Metal işçisi yazdı: Sürece dahil olursak iyi bir zam alırız
"Biz işçiler TİS’e müdahil olursak olur. Yoksa bu zam yağmurları ile daha çok cebelleşeceğiz. Bence en az yüzde 30 zam alırsak, biraz rahatlarız. Alırlarsa değil, alırsak, yani biz istersek olur."
Fotoğraf: Pixabay
Çolakoğlu Metalürji işçisi
Kocaeli
Merhaba evrensel okurları. Ben Türk Metal’in örgütlü olduğu Çolakoğlu Metalürji fabrikasında çalıyorum. Dünyada pandemi yaşandı ve devam ediyor. Ama biz işçiler hep çalıştık. Bu fedakarlığımız karşılığında sosyal yardımlar dışında ne bir ek zam ne bir ücret iyileştirmesi alabildik. Toplu sözleşme ve dönemlik enflasyon zammı dışında zam almadık. Tüm bunlar yaşanırken hayat pahalılığı cabası oluyor. Hadi bir hesap yapalım benim ücretim toplam 4 bin lira. Sadece doğal gaz faturam 700 lira, dün daha ucuzken bugün mutfak masrafım 700 lira. Çocuğum var, sadece bebek bezi için ayda 200 lira. Çocuk gelişim çağında olduğu için ekstra gıdalar alıyorum, sürekli kıyafet almak zorunluluğu var. Bu saydıklarımdan maaşın yarısı gitti. Ayrıca banka borcum var. Borcu olmayan işçi var mı bilmiyorum. Çoğu kredi çekmiş. Günlük ekmeği, diğer ihtiyaçları saymadım bile…
3-4 yıldır kişisel harcamam yok. Misal hiç kıyafet almadım, eskileri giyiyorum. Bir arkadaş ortamım yok. Güzel giyinip gideceğim alanlar da yok. Bu benim tercihim değil. Ben de şık giyinmek isterim, gezmek ve tozmak isterim. Çocuğumu tatile götürmek isterim. Ama hayat şartları buna sebep oluyor. Sürekli bir hesap kitabın içindesin. Kıymeti olmayan paranın hesabını yapıyorsun. Şimdi bir toplu sözleşme dönemi başlayacak.
Çolakoğlu biz işçilerin sayesinde Türkiye’nin en büyük 500 şirketi arasında 13. sırada yerini aldı. Geçen yıl 15. sırada olduğunu da unutmayalım. İnşaat durdu falan diyorlar ama bizim ürettiğimizin haddi hesabı yok. Günü geldi o ay üretim rekorları kırdık. Sadece bir vardiyada 1000 tonu aşkın ürettiğimizi biliyorum. Ürettiğimiz bir bağ demir iç piyasada en az 7 bin liraya satılıyor. Ve biz 1 günde binlerce üretiyoruz.

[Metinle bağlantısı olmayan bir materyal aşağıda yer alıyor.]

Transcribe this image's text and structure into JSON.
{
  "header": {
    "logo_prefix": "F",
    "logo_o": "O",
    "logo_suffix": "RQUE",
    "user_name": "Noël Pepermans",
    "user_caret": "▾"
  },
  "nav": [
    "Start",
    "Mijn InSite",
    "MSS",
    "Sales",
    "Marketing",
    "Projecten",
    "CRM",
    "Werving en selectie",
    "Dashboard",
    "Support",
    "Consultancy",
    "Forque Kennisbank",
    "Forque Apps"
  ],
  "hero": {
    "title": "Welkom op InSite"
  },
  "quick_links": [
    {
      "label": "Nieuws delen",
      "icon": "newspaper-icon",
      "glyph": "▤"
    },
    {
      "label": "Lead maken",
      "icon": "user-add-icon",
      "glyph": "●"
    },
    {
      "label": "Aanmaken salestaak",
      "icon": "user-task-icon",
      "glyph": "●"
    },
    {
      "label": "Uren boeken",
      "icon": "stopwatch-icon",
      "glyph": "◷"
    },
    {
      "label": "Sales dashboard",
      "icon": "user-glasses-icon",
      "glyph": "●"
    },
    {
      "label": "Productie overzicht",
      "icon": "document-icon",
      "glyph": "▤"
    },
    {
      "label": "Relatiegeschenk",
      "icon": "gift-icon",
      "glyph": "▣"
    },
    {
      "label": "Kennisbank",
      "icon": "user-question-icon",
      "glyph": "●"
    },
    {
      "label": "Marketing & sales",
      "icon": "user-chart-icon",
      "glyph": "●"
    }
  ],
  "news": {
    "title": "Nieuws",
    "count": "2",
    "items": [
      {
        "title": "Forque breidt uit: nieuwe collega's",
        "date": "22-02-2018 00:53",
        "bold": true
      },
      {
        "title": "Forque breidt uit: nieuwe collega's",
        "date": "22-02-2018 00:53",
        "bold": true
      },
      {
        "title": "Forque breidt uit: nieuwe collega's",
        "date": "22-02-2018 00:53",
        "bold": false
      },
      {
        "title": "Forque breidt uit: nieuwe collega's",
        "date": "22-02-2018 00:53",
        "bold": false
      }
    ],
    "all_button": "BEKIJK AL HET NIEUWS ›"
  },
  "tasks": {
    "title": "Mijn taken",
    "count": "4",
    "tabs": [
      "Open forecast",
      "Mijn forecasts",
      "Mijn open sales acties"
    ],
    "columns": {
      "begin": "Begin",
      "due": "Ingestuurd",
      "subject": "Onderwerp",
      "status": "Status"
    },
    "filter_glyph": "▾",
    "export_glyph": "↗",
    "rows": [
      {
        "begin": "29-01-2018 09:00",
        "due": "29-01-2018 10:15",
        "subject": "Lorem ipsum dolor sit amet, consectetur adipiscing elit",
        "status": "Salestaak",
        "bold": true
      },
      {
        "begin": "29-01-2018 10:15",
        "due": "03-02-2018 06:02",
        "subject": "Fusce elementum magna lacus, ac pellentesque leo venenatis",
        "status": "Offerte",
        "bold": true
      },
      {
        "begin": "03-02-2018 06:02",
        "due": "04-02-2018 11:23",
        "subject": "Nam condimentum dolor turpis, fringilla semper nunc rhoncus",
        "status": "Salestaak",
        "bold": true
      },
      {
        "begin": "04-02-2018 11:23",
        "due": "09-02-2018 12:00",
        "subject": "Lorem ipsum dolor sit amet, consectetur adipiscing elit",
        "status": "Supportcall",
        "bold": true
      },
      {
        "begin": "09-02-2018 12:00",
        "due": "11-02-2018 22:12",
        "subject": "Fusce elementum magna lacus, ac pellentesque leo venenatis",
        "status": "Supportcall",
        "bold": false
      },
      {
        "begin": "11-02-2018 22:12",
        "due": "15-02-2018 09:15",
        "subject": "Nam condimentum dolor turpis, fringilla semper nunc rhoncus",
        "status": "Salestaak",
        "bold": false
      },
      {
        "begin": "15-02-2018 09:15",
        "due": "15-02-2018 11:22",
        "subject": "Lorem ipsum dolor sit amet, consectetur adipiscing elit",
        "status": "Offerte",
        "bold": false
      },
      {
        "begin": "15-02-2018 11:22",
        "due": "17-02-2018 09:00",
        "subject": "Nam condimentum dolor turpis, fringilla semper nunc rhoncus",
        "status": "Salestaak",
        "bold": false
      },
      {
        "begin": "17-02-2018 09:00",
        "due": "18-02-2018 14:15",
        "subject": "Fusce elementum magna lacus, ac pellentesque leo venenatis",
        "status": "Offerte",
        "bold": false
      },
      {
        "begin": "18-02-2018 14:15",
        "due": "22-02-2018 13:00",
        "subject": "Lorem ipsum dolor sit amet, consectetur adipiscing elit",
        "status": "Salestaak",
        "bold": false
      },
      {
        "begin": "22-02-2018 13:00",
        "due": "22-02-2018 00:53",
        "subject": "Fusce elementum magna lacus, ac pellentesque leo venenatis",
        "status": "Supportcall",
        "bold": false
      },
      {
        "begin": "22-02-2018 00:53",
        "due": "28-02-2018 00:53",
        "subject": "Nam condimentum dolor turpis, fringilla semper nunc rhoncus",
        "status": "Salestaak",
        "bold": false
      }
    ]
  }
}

Tüm işçiler benim gibi maaş bordrosunu aldığında o kesintilere şaşırmıyor değil. Hele vergi kesintileri bizi kötürüm ediyor. Bu ay itibarıyla vergi dilimine girdik. Kesintiler olmasa alacağım maaşım 8 bin liradır. Peki, işçiler bu halinden memnun mu? Kimse şu an ses çıkarmıyor. Buradan işçi arkadaşlarıma sesleniyorum. Dışarıdaki bir fabrikanın maaşları asgari ücret olunca, bizim maaşlar yüksek gözüküyor. Ben buna aldanmayalım derim. Çünkü kazandırdığımız karşılığında, aldığımız ücret denizde bir damla sudur. Biz çok çalıştık, onlar kazandı. Şimdi bir toplu sözleşme dönemine giriyoruz. Ne talep ediyoruz? Ne kadar zam istiyoruz? Şimdi sendika çıkıp yüzde 45 istiyorum dese, ey işçi arkadaşım sen buna inanacak mısın? Bunun gösteriş olduğunu bilmiyor musun? Bunu tartışmamız lazım. Biz işçiler bu tartışmaya müdahil olursak olur. Yoksa bu zam yağmurları ile daha çok cebelleşeceğiz. Bence en az yüzde 30 zam alırsak, biraz rahatlarız. Alırlarsa değil, alırsak diyorum. Yani biz istersek olur. Yoksa üretim rekorları kırdığımız aylarda getirdikleri 3 dilim baklava ile ağzımıza bal çalmaya çalışırlar. Ben aldığım iyi bir zamla, ailemle doya doya baklava yemek isterim. Ya sen?